TaPrGeMoHigh Ring CountHigh PolarizabilityHigh Drug-likenessHigh Hydrophobicityopernrlgeecertau ttlyeesd
Searching through chemical space is an exceptionally challenging problem because the number of possible molecules grows combinatorially with the number of atoms. Large, autoregressive models trained on databases of chemical compounds have yielded powerful generators, but we still lack robust strategies for generating molecules with desired properties. This molecular search problem closely resembles the "alignment" problem for large language models, though for many chemical tasks we have a specific and easily evaluable reward function. Here, we introduce an algorithm called energy rank alignment (ERA) that leverages an explicit reward function to produce a gradient-based objective that we use to optimize autoregressive policies.
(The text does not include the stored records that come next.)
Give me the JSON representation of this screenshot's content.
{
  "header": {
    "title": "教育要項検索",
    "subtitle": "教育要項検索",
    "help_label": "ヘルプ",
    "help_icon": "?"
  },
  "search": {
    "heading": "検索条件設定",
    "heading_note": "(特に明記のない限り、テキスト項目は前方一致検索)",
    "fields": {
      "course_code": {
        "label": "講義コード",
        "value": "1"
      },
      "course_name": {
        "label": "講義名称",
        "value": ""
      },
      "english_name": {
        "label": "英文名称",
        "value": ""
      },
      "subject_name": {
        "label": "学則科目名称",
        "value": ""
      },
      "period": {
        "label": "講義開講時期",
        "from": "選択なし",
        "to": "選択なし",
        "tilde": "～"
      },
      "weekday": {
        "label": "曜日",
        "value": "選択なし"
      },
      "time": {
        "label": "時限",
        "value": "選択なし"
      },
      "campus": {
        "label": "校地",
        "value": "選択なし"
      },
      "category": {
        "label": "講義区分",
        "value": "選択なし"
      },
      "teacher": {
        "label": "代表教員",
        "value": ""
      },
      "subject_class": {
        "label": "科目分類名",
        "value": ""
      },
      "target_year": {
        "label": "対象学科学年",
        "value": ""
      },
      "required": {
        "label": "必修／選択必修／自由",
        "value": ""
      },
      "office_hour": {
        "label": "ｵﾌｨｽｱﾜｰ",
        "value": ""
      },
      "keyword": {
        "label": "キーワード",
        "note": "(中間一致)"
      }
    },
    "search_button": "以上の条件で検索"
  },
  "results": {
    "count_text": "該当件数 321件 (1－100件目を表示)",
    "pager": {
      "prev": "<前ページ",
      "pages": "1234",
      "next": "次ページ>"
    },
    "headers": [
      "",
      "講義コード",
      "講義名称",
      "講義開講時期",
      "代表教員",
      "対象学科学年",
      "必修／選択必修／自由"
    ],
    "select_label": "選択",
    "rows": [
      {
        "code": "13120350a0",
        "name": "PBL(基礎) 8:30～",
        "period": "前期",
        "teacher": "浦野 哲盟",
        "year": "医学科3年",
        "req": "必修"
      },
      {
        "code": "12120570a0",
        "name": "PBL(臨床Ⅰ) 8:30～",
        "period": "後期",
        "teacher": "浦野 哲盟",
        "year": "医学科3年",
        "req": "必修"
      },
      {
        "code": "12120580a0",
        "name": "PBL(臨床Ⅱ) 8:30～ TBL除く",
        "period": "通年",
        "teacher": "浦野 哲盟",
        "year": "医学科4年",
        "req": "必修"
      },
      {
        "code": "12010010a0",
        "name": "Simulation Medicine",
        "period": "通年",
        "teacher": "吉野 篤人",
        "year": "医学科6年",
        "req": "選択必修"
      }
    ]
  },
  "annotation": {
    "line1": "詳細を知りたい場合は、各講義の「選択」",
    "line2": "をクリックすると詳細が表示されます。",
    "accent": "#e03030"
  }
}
We show theoretically that this algorithm is closely related to proximal policy optimization (PPO) and direct preference optimization (DPO), but has a minimizer that converges to an ideal Gibbs-Boltzmann distribution with the reward playing the role of an energy function. Furthermore, this algorithm is highly scalable, does not require reinforcement learning, and performs well relative to DPO when the number of preference observations per pairing is small. We deploy this approach to align molecular transformers and protein language models to generate molecules and protein sequences, respectively, with externally specified properties and find that it does so robustly, searching through diverse parts of chemical space.